A significant reduction in GAPDH activity was observed in post-ischaemic relative to remote tissue after 3 h reperfusion (4.8 +/- 0.5 vs. 2.9 +/- 0.2 mumol/min/mg protein; P < 0.01). Western blotting revealed no reduction in the levels of GAPDH protein. Analysis of enzyme kinetics showed the loss of activity to be associated with decreased Vmax (5.9 +/- 0.5 vs. 3.2 +/- 0.2 mumol/min/mg protein; P < 0.01) with no significant change in the Km for glyceraldehyde-3-phosphate (GAP). Incubation of the inhibited enzyme under both mild and strong reducing conditions failed to reactivate the enzyme. The acute reduction in enzyme activity in post-ischaemic tissue was accompanied by regional differences in glycolytic intermediates, notably a twofold accumulation of GAP (P < 0.05), and a reduction in the glucose metabolic rate (GMR) determined by positron emission tomography and [18F]2-fluorodeoxyglucose. By 24 h reperfusion, no regional differences in GAPDH activity, reaction Vmax or Km, GAP concentrations or GMR were detectable.
These results suggest that inhibition of GAPDH activity may represent an important point at which glycolysis is limited during reperfusion, and further, that the mechanisms of enzyme inhibition do not involve simple oxidation or S-thiolation of critical active site thiol groups.
短暂缺血后的心肌再灌注与代谢功能障碍的延长和可逆期相关。由于糖酵解酶甘油醛-3-磷酸脱氢酶(GAPDH)在体外被活性氧抑制,我们推测再灌注期间活性氧的产生会导致缺血后心肌中GAPDH的抑制。
对麻醉的闭胸犬进行左前降支冠状动脉20分钟球囊闭塞。在再灌注3小时和24小时后采集活检样本,以测定缺血后和远端非缺血区域中GAPDH的活性以及糖酵解中间产物的浓度。

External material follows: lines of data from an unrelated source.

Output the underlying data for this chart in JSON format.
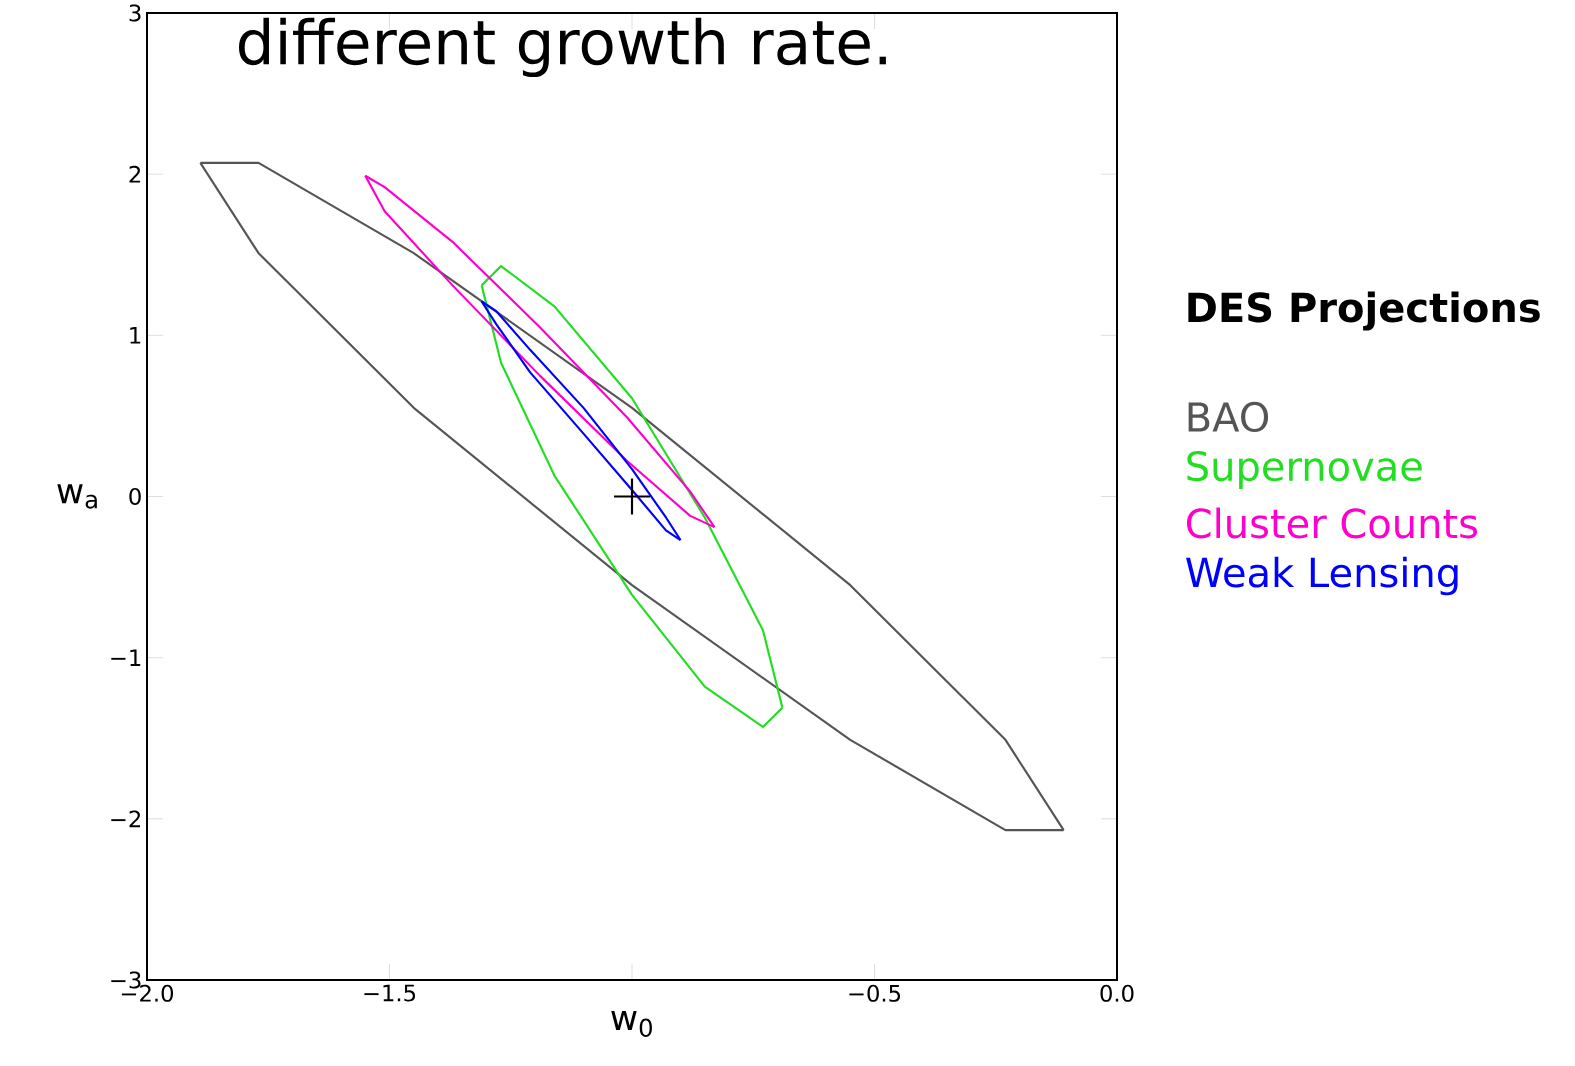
{
  "chart_data": {
    "type": "line",
    "annotations": [
      "different growth rate."
    ],
    "xlabel": "w$_{0}$",
    "ylabel": "w$_{a}$",
    "legend_title": "DES Projections",
    "legend": "right",
    "xlim": [
      -2,
      0
    ],
    "ylim": [
      -3,
      3
    ],
    "xticks": [
      {
        "value": -2,
        "label": "−2.0"
      },
      {
        "value": -1.5,
        "label": "−1.5"
      },
      {
        "value": -1,
        "label": null
      },
      {
        "value": -0.5,
        "label": "−0.5"
      },
      {
        "value": 0,
        "label": "0.0"
      }
    ],
    "yticks": [
      {
        "value": -3,
        "label": "−3"
      },
      {
        "value": -2,
        "label": "−2"
      },
      {
        "value": -1,
        "label": "−1"
      },
      0,
      1,
      2,
      3
    ],
    "series": [
      {
        "name": "BAO",
        "color": "#555555",
        "x": [
          -1.89,
          -1.77,
          -1.45,
          -1.0,
          -0.55,
          -0.23,
          -0.11
        ],
        "values": [
          2.07,
          1.51,
          0.55,
          -0.55,
          -1.51,
          -2.07,
          -2.07
        ]
      },
      {
        "color": "#555555",
        "x": [
          -1.89,
          -1.77,
          -1.45,
          -1.0,
          -0.55,
          -0.23,
          -0.11
        ],
        "values": [
          2.07,
          2.07,
          1.51,
          0.55,
          -0.55,
          -1.51,
          -2.07
        ]
      },
      {
        "name": "Supernovae",
        "color": "#22dd22",
        "x": [
          -1.31,
          -1.27,
          -1.16,
          -1.0,
          -0.85,
          -0.73,
          -0.69
        ],
        "values": [
          1.31,
          0.83,
          0.13,
          -0.61,
          -1.18,
          -1.43,
          -1.31
        ]
      },
      {
        "color": "#22dd22",
        "x": [
          -1.31,
          -1.27,
          -1.16,
          -1.0,
          -0.85,
          -0.73,
          -0.69
        ],
        "values": [
          1.31,
          1.43,
          1.18,
          0.61,
          -0.13,
          -0.83,
          -1.31
        ]
      },
      {
        "name": "Cluster Counts",
        "color": "#ff00cc",
        "x": [
          -1.55,
          -1.51,
          -1.37,
          -1.19,
          -1.01,
          -0.88,
          -0.83
        ],
        "values": [
          1.99,
          1.77,
          1.31,
          0.75,
          0.22,
          -0.12,
          -0.19
        ]
      },
      {
        "color": "#ff00cc",
        "x": [
          -1.55,
          -1.51,
          -1.37,
          -1.19,
          -1.01,
          -0.88,
          -0.83
        ],
        "values": [
          1.99,
          1.92,
          1.58,
          1.05,
          0.49,
          0.03,
          -0.19
        ]
      },
      {
        "name": "Weak Lensing",
        "color": "#0000ff",
        "x": [
          -1.31,
          -1.28,
          -1.21,
          -1.1,
          -1.0,
          -0.93,
          -0.9
        ],
        "values": [
          1.21,
          1.07,
          0.77,
          0.39,
          0.04,
          -0.21,
          -0.27
        ]
      },
      {
        "color": "#0000ff",
        "x": [
          -1.31,
          -1.28,
          -1.21,
          -1.1,
          -1.0,
          -0.93,
          -0.9
        ],
        "values": [
          1.21,
          1.15,
          0.91,
          0.55,
          0.17,
          -0.13,
          -0.27
        ]
      },
      {
        "type": "scatter",
        "marker": "cross",
        "color": "#000000",
        "x": [
          -1.0
        ],
        "values": [
          0
        ]
      }
    ]
  }
}
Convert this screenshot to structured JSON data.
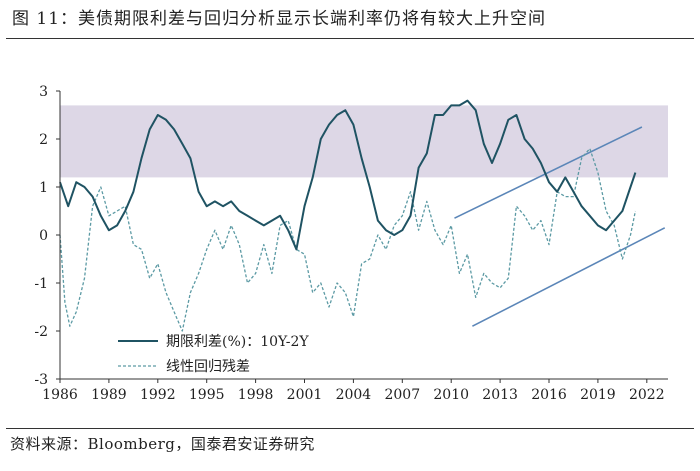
{
  "header": {
    "title": "图 11：美债期限利差与回归分析显示长端利率仍将有较大上升空间"
  },
  "footer": {
    "source": "资料来源：Bloomberg，国泰君安证券研究"
  },
  "chart_data": {
    "type": "line",
    "title": "图 11：美债期限利差与回归分析显示长端利率仍将有较大上升空间",
    "xlabel": "",
    "ylabel": "",
    "xlim": [
      1986,
      2023.3
    ],
    "ylim": [
      -3,
      3
    ],
    "x_ticks": [
      "1986",
      "1989",
      "1992",
      "1995",
      "1998",
      "2001",
      "2004",
      "2007",
      "2010",
      "2013",
      "2016",
      "2019",
      "2022"
    ],
    "y_ticks": [
      "-3",
      "-2",
      "-1",
      "0",
      "1",
      "2",
      "3"
    ],
    "grid": false,
    "legend_position": "bottom-left",
    "band": {
      "from": 1.2,
      "to": 2.7,
      "color": "#ddd7e6"
    },
    "trend_lines": [
      {
        "x": [
          2010.2,
          2021.7
        ],
        "y": [
          0.35,
          2.25
        ],
        "color": "#5b86b8"
      },
      {
        "x": [
          2011.3,
          2023.1
        ],
        "y": [
          -1.9,
          0.15
        ],
        "color": "#5b86b8"
      }
    ],
    "series": [
      {
        "name": "期限利差(%)：10Y-2Y",
        "style": "solid",
        "color": "#1f5363",
        "x": [
          1986.0,
          1986.5,
          1987.0,
          1987.5,
          1988.0,
          1988.5,
          1989.0,
          1989.5,
          1990.0,
          1990.5,
          1991.0,
          1991.5,
          1992.0,
          1992.5,
          1993.0,
          1993.5,
          1994.0,
          1994.5,
          1995.0,
          1995.5,
          1996.0,
          1996.5,
          1997.0,
          1997.5,
          1998.0,
          1998.5,
          1999.0,
          1999.5,
          2000.0,
          2000.5,
          2001.0,
          2001.5,
          2002.0,
          2002.5,
          2003.0,
          2003.5,
          2004.0,
          2004.5,
          2005.0,
          2005.5,
          2006.0,
          2006.5,
          2007.0,
          2007.5,
          2008.0,
          2008.5,
          2009.0,
          2009.5,
          2010.0,
          2010.5,
          2011.0,
          2011.5,
          2012.0,
          2012.5,
          2013.0,
          2013.5,
          2014.0,
          2014.5,
          2015.0,
          2015.5,
          2016.0,
          2016.5,
          2017.0,
          2017.5,
          2018.0,
          2018.5,
          2019.0,
          2019.5,
          2020.0,
          2020.5,
          2021.0,
          2021.3
        ],
        "values": [
          1.1,
          0.6,
          1.1,
          1.0,
          0.8,
          0.4,
          0.1,
          0.2,
          0.5,
          0.9,
          1.6,
          2.2,
          2.5,
          2.4,
          2.2,
          1.9,
          1.6,
          0.9,
          0.6,
          0.7,
          0.6,
          0.7,
          0.5,
          0.4,
          0.3,
          0.2,
          0.3,
          0.4,
          0.1,
          -0.3,
          0.6,
          1.2,
          2.0,
          2.3,
          2.5,
          2.6,
          2.3,
          1.6,
          1.0,
          0.3,
          0.1,
          0.0,
          0.1,
          0.4,
          1.4,
          1.7,
          2.5,
          2.5,
          2.7,
          2.7,
          2.8,
          2.6,
          1.9,
          1.5,
          1.9,
          2.4,
          2.5,
          2.0,
          1.8,
          1.5,
          1.1,
          0.9,
          1.2,
          0.9,
          0.6,
          0.4,
          0.2,
          0.1,
          0.3,
          0.5,
          1.0,
          1.3
        ]
      },
      {
        "name": "线性回归残差",
        "style": "dashed",
        "color": "#5c9aa4",
        "x": [
          1986.0,
          1986.3,
          1986.6,
          1987.0,
          1987.5,
          1988.0,
          1988.5,
          1989.0,
          1989.5,
          1990.0,
          1990.5,
          1991.0,
          1991.5,
          1992.0,
          1992.5,
          1993.0,
          1993.5,
          1994.0,
          1994.5,
          1995.0,
          1995.5,
          1996.0,
          1996.5,
          1997.0,
          1997.5,
          1998.0,
          1998.5,
          1999.0,
          1999.5,
          2000.0,
          2000.5,
          2001.0,
          2001.5,
          2002.0,
          2002.5,
          2003.0,
          2003.5,
          2004.0,
          2004.5,
          2005.0,
          2005.5,
          2006.0,
          2006.5,
          2007.0,
          2007.5,
          2008.0,
          2008.5,
          2009.0,
          2009.5,
          2010.0,
          2010.5,
          2011.0,
          2011.5,
          2012.0,
          2012.5,
          2013.0,
          2013.5,
          2014.0,
          2014.5,
          2015.0,
          2015.5,
          2016.0,
          2016.5,
          2017.0,
          2017.5,
          2018.0,
          2018.5,
          2019.0,
          2019.5,
          2020.0,
          2020.5,
          2021.0,
          2021.3
        ],
        "values": [
          0.0,
          -1.4,
          -1.9,
          -1.6,
          -0.9,
          0.6,
          1.0,
          0.4,
          0.5,
          0.6,
          -0.2,
          -0.3,
          -0.9,
          -0.6,
          -1.2,
          -1.6,
          -2.0,
          -1.2,
          -0.8,
          -0.3,
          0.1,
          -0.3,
          0.2,
          -0.2,
          -1.0,
          -0.8,
          -0.2,
          -0.8,
          0.2,
          0.3,
          -0.3,
          -0.4,
          -1.2,
          -1.0,
          -1.5,
          -1.0,
          -1.2,
          -1.7,
          -0.6,
          -0.5,
          0.0,
          -0.3,
          0.2,
          0.4,
          0.9,
          0.1,
          0.7,
          0.1,
          -0.2,
          0.2,
          -0.8,
          -0.4,
          -1.3,
          -0.8,
          -1.0,
          -1.1,
          -0.9,
          0.6,
          0.4,
          0.1,
          0.3,
          -0.2,
          0.9,
          0.8,
          0.8,
          1.6,
          1.8,
          1.3,
          0.5,
          0.2,
          -0.5,
          0.0,
          0.5
        ]
      }
    ]
  }
}
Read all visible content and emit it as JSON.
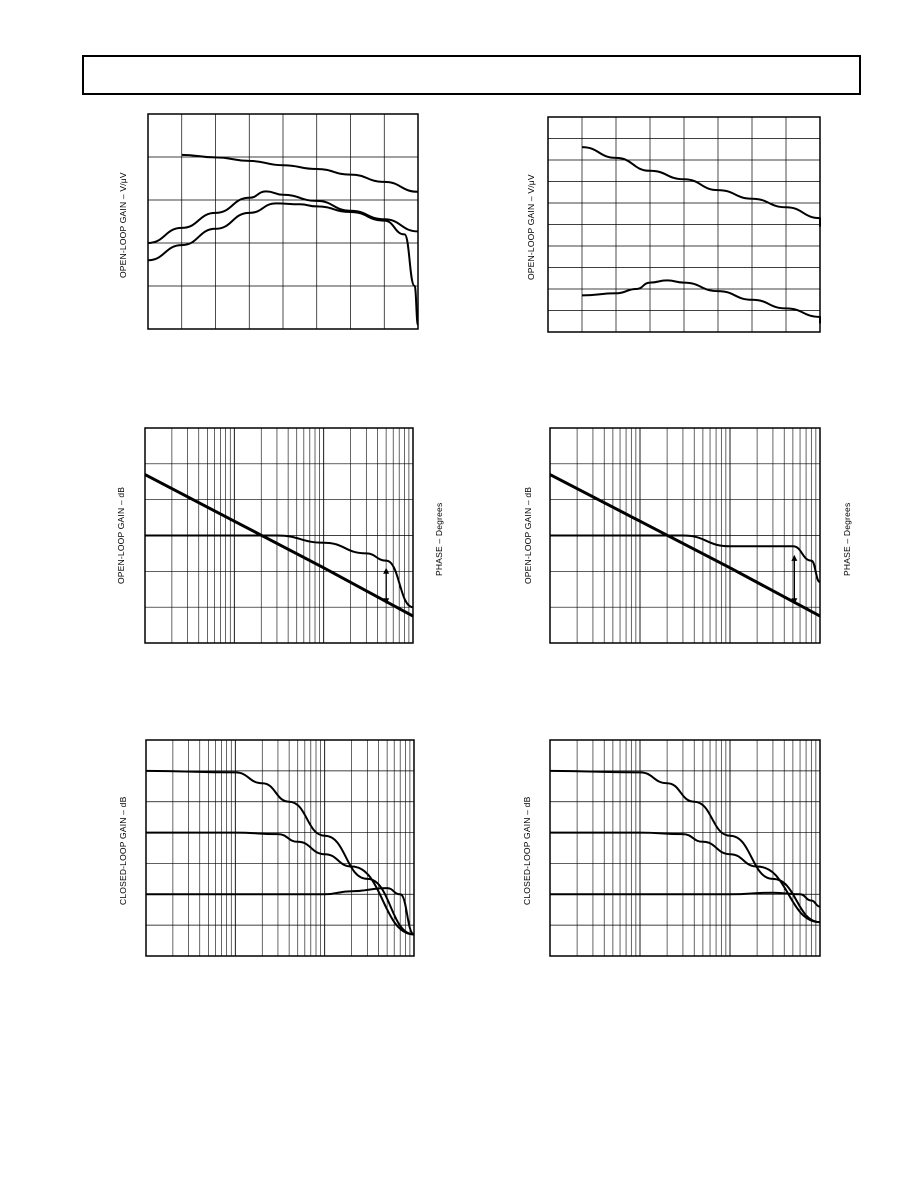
{
  "page": {
    "ylabel_open_loop_vuv": "OPEN-LOOP GAIN – V/μV",
    "ylabel_open_loop_db": "OPEN-LOOP GAIN – dB",
    "ylabel_phase": "PHASE – Degrees",
    "ylabel_closed_loop_db": "CLOSED-LOOP GAIN – dB"
  },
  "chart_data": [
    {
      "type": "line",
      "ylabel": "OPEN-LOOP GAIN – V/μV",
      "xscale": "linear",
      "xlim": [
        0,
        8
      ],
      "ylim": [
        0,
        5
      ],
      "grid": true,
      "series": [
        {
          "x": [
            1,
            2,
            3,
            4,
            5,
            6,
            7,
            8
          ],
          "y": [
            4.05,
            3.99,
            3.91,
            3.81,
            3.72,
            3.59,
            3.42,
            3.19
          ]
        },
        {
          "x": [
            0,
            1,
            2,
            3,
            3.5,
            4,
            5,
            6,
            7,
            8
          ],
          "y": [
            2.0,
            2.35,
            2.7,
            3.05,
            3.2,
            3.12,
            2.98,
            2.75,
            2.55,
            2.27
          ]
        },
        {
          "x": [
            0,
            1,
            2,
            3,
            3.8,
            4.5,
            5,
            6,
            7,
            7.6,
            7.9,
            8
          ],
          "y": [
            1.6,
            1.95,
            2.33,
            2.7,
            2.92,
            2.9,
            2.85,
            2.72,
            2.52,
            2.2,
            1.0,
            0.1
          ]
        }
      ]
    },
    {
      "type": "line",
      "ylabel": "OPEN-LOOP GAIN – V/μV",
      "xscale": "linear",
      "xlim": [
        0,
        8
      ],
      "ylim": [
        0,
        10
      ],
      "grid": true,
      "series": [
        {
          "x": [
            1,
            2,
            3,
            4,
            5,
            6,
            7,
            8,
            9
          ],
          "y": [
            8.6,
            8.1,
            7.5,
            7.1,
            6.6,
            6.2,
            5.8,
            5.3,
            4.9
          ]
        },
        {
          "x": [
            1,
            2,
            2.6,
            3,
            3.5,
            4,
            5,
            6,
            7,
            8,
            9
          ],
          "y": [
            1.7,
            1.8,
            2.0,
            2.3,
            2.4,
            2.3,
            1.9,
            1.5,
            1.1,
            0.7,
            0.4
          ]
        }
      ]
    },
    {
      "type": "line",
      "ylabel": "OPEN-LOOP GAIN – dB",
      "y2label": "PHASE – Degrees",
      "xscale": "log",
      "xlim": [
        1,
        1000
      ],
      "ylim": [
        0,
        6
      ],
      "grid": true,
      "annotations": [
        "double-arrow"
      ],
      "series": [
        {
          "x": [
            1,
            10,
            100,
            1000
          ],
          "y": [
            4.7,
            3.4,
            2.1,
            0.75
          ]
        },
        {
          "x": [
            1,
            10,
            30,
            100,
            300,
            500,
            1000
          ],
          "y": [
            3.0,
            3.0,
            3.0,
            2.8,
            2.5,
            2.3,
            1.0
          ]
        }
      ]
    },
    {
      "type": "line",
      "ylabel": "OPEN-LOOP GAIN – dB",
      "y2label": "PHASE – Degrees",
      "xscale": "log",
      "xlim": [
        1,
        1000
      ],
      "ylim": [
        0,
        6
      ],
      "grid": true,
      "annotations": [
        "double-arrow"
      ],
      "series": [
        {
          "x": [
            1,
            10,
            100,
            1000
          ],
          "y": [
            4.7,
            3.4,
            2.1,
            0.75
          ]
        },
        {
          "x": [
            1,
            10,
            30,
            100,
            200,
            500,
            800,
            1000
          ],
          "y": [
            3.0,
            3.0,
            3.0,
            2.7,
            2.7,
            2.7,
            2.3,
            1.7
          ]
        }
      ]
    },
    {
      "type": "line",
      "ylabel": "CLOSED-LOOP GAIN – dB",
      "xscale": "log",
      "xlim": [
        1,
        1000
      ],
      "ylim": [
        0,
        7
      ],
      "grid": true,
      "series": [
        {
          "x": [
            1,
            10,
            20,
            40,
            100,
            300,
            1000
          ],
          "y": [
            6.0,
            5.95,
            5.6,
            5.0,
            3.9,
            2.5,
            0.7
          ]
        },
        {
          "x": [
            1,
            10,
            30,
            50,
            100,
            200,
            1000
          ],
          "y": [
            4.0,
            4.0,
            3.95,
            3.7,
            3.3,
            2.9,
            0.7
          ]
        },
        {
          "x": [
            1,
            10,
            100,
            200,
            500,
            700,
            1000
          ],
          "y": [
            2.0,
            2.0,
            2.0,
            2.1,
            2.2,
            2.0,
            0.7
          ]
        }
      ]
    },
    {
      "type": "line",
      "ylabel": "CLOSED-LOOP GAIN – dB",
      "xscale": "log",
      "xlim": [
        1,
        1000
      ],
      "ylim": [
        0,
        7
      ],
      "grid": true,
      "series": [
        {
          "x": [
            1,
            10,
            20,
            40,
            100,
            300,
            1000
          ],
          "y": [
            6.0,
            5.95,
            5.6,
            5.0,
            3.9,
            2.5,
            1.1
          ]
        },
        {
          "x": [
            1,
            10,
            30,
            50,
            100,
            200,
            1000
          ],
          "y": [
            4.0,
            4.0,
            3.95,
            3.7,
            3.3,
            2.9,
            1.1
          ]
        },
        {
          "x": [
            1,
            10,
            100,
            300,
            600,
            800,
            1000
          ],
          "y": [
            2.0,
            2.0,
            2.0,
            2.05,
            2.0,
            1.8,
            1.6
          ]
        }
      ]
    }
  ]
}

再灌注3小时后,缺血后组织中GAPDH活性相对于远端组织显著降低(4.8±0.5对2.9±0.2μmol/分钟/毫克蛋白;P<0.01)。蛋白质印迹法显示GAPDH蛋白水平没有降低。酶动力学分析表明活性丧失与Vmax降低有关(5.9±0.5对3.2±0.2μmol/分钟/毫克蛋白;P<0.01),而甘油醛-3-磷酸(GAP)的Km没有显著变化。在温和和强烈还原条件下孵育受抑制的酶均未能使其重新激活。缺血后组织中酶活性的急性降低伴随着糖酵解中间产物的区域差异,特别是GAP的两倍积累(P<0.05),以及通过正电子发射断层扫描和[18F]2-氟脱氧葡萄糖测定的葡萄糖代谢率(GMR)降低。到再灌注24小时时,未检测到GAPDH活性、反应Vmax或Km、GAP浓度或GMR的区域差异。
这些结果表明,GAPDH活性的抑制可能是再灌注期间糖酵解受限的一个重要点,此外,酶抑制机制不涉及关键活性位点巯基的简单氧化或S-硫醇化。